Stimulated changes in localized cerebral energy consumption under anesthesia

Abstract

Focal changes in the cerebral metabolic rate of glucose utilization (CMRglc) are small (10-40%) during sensory activation in awake humans, as well as in awake rodents and primates (20-50%). They are significantly larger (50-250%) in sensory activation studies of anesthetized rats and cats. Our data, in agreement with literature values, show that in the resting anesthetized state values of CMRglc are lower than in the resting nonanesthetized state whereas the final state values, reached upon activation, are similar for the anesthetized and nonanesthetized animals. The lower resting anesthetized state values of CMRglc explain why the increments upon activation from anesthesia are larger than when starting from the nonanesthetized conditions. Recent 13C NMR measurements in our laboratory have established a quantitative relationship between the energetics of glucose oxidation, CMRglc (oxidative), and the flux of the glutamate/gamma-aminobutyric acid/glutamine neurotransmitter cycle, Vcycle. In both the resting awake value of CMRglc(oxidative), and its increment upon stimulation, a large majority (approximately 80%) of the brain energy consumption is devoted to Vcycle. In the differencing methods of functional imaging, it is assumed that the incremental change in the measured signal represents the modular activity that supports the functional response. However, the same amount of activity must be present during the response to stimulation, irrespective of the initial basal state of the cortex. Thus, whereas the incremental signals of DeltaCMRglc can localize neurotransmitter activity, the magnitude of such activity during the response is represented by the total localized CMRglc, not the increment.

Figure 1

Data from Tables 1 and 2, respectively, were used to normalize the resting anesthetized state and activated state values of CMR_glc (A) and evoked unit response (B) from rats, cats, and monkeys on the same vertical scale. The mean ± SD values of each resting awake state depicted possible variations in the awake state (black horizontal line represents mean and the gray horizontal lines represent the SD). The activated state reached from the resting anesthetized state is higher than the resting awake state, explaining why the increments upon activation from anesthesia are larger than when starting from the awake resting state. For the anesthetized animal the increment with stimulation raises the local activity to a level that is similar to that reached upon stimulation of the nonanesthetized awake state, which supports the suggestion that a particular magnitude of activity is a required response to a sensory stimulus and not a particular increment. Refer to Tables 1 and 2 for references.

Figure 2

Schematic representation of possible increase in activity upon stimulation for an animal that is nonanesthetized (A) and anesthetized (B and C). The incremental functional imaging signal, ΔS, obtained by differencing, is represented by the shaded rectangles and is normally used to reveal the focally activated regions.
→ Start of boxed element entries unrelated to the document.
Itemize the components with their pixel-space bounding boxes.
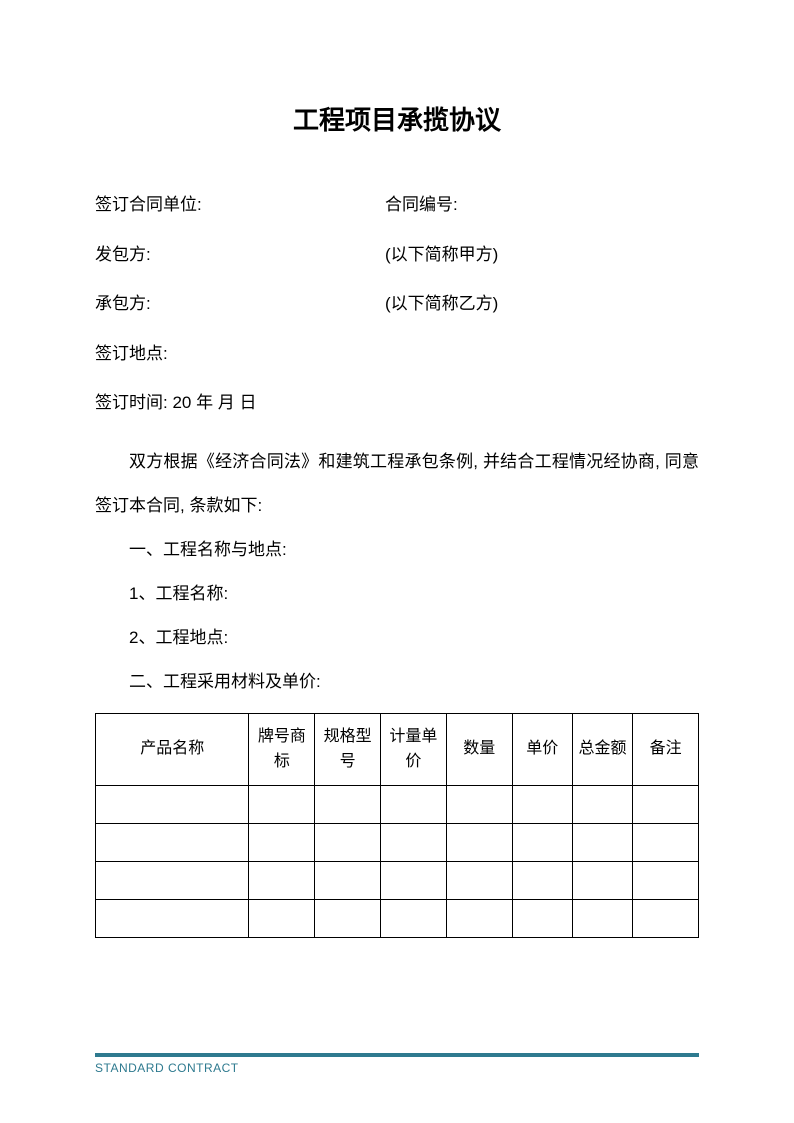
table-cell bbox=[381, 861, 447, 899]
table-row bbox=[96, 899, 699, 937]
contract-num-label: 合同编号: bbox=[385, 192, 699, 218]
table-cell bbox=[446, 861, 512, 899]
table-cell bbox=[315, 899, 381, 937]
table-cell bbox=[446, 785, 512, 823]
info-row-unit: 签订合同单位: 合同编号: bbox=[95, 192, 699, 218]
table-cell bbox=[315, 861, 381, 899]
table-col-header: 牌号商标 bbox=[249, 713, 315, 785]
table-row bbox=[96, 785, 699, 823]
table-cell bbox=[96, 823, 249, 861]
document-title: 工程项目承揽协议 bbox=[95, 100, 699, 137]
table-cell bbox=[96, 861, 249, 899]
footer-line bbox=[95, 1053, 699, 1057]
date-label: 签订时间: 20 年 月 日 bbox=[95, 390, 699, 416]
table-col-header: 单价 bbox=[512, 713, 572, 785]
table-cell bbox=[315, 823, 381, 861]
table-cell bbox=[633, 861, 699, 899]
table-cell bbox=[249, 861, 315, 899]
table-cell bbox=[249, 785, 315, 823]
signing-unit-label: 签订合同单位: bbox=[95, 192, 385, 218]
table-cell bbox=[572, 823, 632, 861]
table-col-header: 备注 bbox=[633, 713, 699, 785]
table-col-header: 数量 bbox=[446, 713, 512, 785]
table-cell bbox=[446, 899, 512, 937]
table-cell bbox=[315, 785, 381, 823]
table-cell bbox=[96, 899, 249, 937]
party-a-label: 发包方: bbox=[95, 242, 385, 268]
table-cell bbox=[512, 823, 572, 861]
party-b-label: 承包方: bbox=[95, 291, 385, 317]
table-row bbox=[96, 823, 699, 861]
location-label: 签订地点: bbox=[95, 341, 699, 367]
section-1-2: 2、工程地点: bbox=[95, 616, 699, 660]
table-col-header: 产品名称 bbox=[96, 713, 249, 785]
party-b-suffix: (以下简称乙方) bbox=[385, 291, 699, 317]
materials-table: 产品名称牌号商标规格型号计量单价数量单价总金额备注 bbox=[95, 713, 699, 938]
party-a-suffix: (以下简称甲方) bbox=[385, 242, 699, 268]
table-col-header: 规格型号 bbox=[315, 713, 381, 785]
table-cell bbox=[633, 785, 699, 823]
table-cell bbox=[381, 785, 447, 823]
table-body bbox=[96, 785, 699, 937]
table-cell bbox=[633, 823, 699, 861]
table-header-row: 产品名称牌号商标规格型号计量单价数量单价总金额备注 bbox=[96, 713, 699, 785]
section-1-1: 1、工程名称: bbox=[95, 572, 699, 616]
table-cell bbox=[512, 861, 572, 899]
table-cell bbox=[512, 899, 572, 937]
table-cell bbox=[512, 785, 572, 823]
table-cell bbox=[572, 899, 632, 937]
table-cell bbox=[249, 823, 315, 861]
preamble: 双方根据《经济合同法》和建筑工程承包条例, 并结合工程情况经协商, 同意签订本合… bbox=[95, 440, 699, 528]
table-col-header: 总金额 bbox=[572, 713, 632, 785]
table-cell bbox=[572, 785, 632, 823]
table-cell bbox=[381, 823, 447, 861]
info-row-party-a: 发包方: (以下简称甲方) bbox=[95, 242, 699, 268]
footer-text: STANDARD CONTRACT bbox=[95, 1061, 699, 1075]
table-cell bbox=[572, 861, 632, 899]
info-row-party-b: 承包方: (以下简称乙方) bbox=[95, 291, 699, 317]
section-1: 一、工程名称与地点: bbox=[95, 528, 699, 572]
footer: STANDARD CONTRACT bbox=[95, 1053, 699, 1075]
table-cell bbox=[96, 785, 249, 823]
table-col-header: 计量单价 bbox=[381, 713, 447, 785]
table-cell bbox=[633, 899, 699, 937]
section-2: 二、工程采用材料及单价: bbox=[95, 660, 699, 704]
table-cell bbox=[249, 899, 315, 937]
table-row bbox=[96, 861, 699, 899]
table-cell bbox=[381, 899, 447, 937]
table-cell bbox=[446, 823, 512, 861]
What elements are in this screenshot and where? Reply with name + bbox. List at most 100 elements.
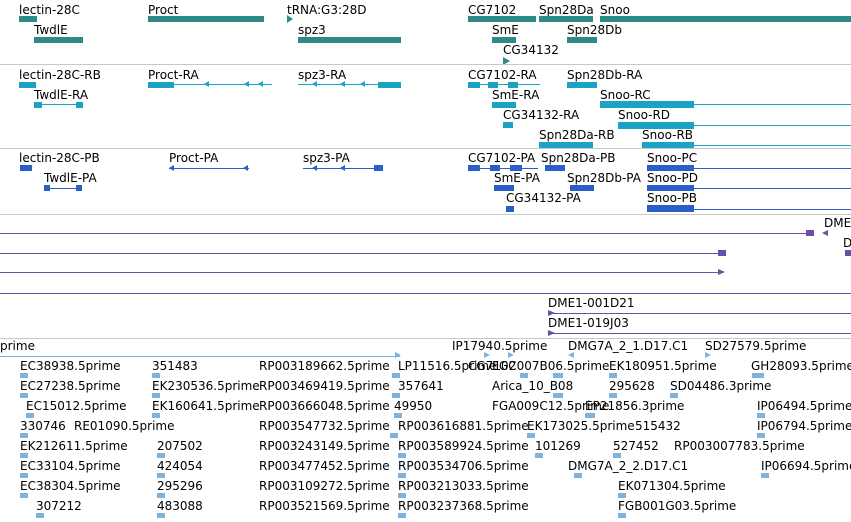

The remaining neuronal activity, which is represented by white rectangles, is ignored by the differencing method. For the anesthetized animal, the incremental activity shown by the shaded areas would be larger for B than for C. If the incremental activity needed to perform the task were modular, and therefore independent of the initial activity, then the increment should be the same for the resting anesthetized or resting awake states (compare A and C). If, on the other hand, the final level rather than the increment was needed to support the activity upon responding to stimulation, the incremental signal from anesthesia would be much larger than in the response from the awake state. The data summarized in Tables 1 and 2 and Fig. 1 show that the incremental signal under anesthesia is actually larger, and that during stimulation, S always rises to approximately the same absolute level independent of the initial basal state. These results support a view in which a particular magnitude of neuronal activity is required for a task (B), not a particular increment (C).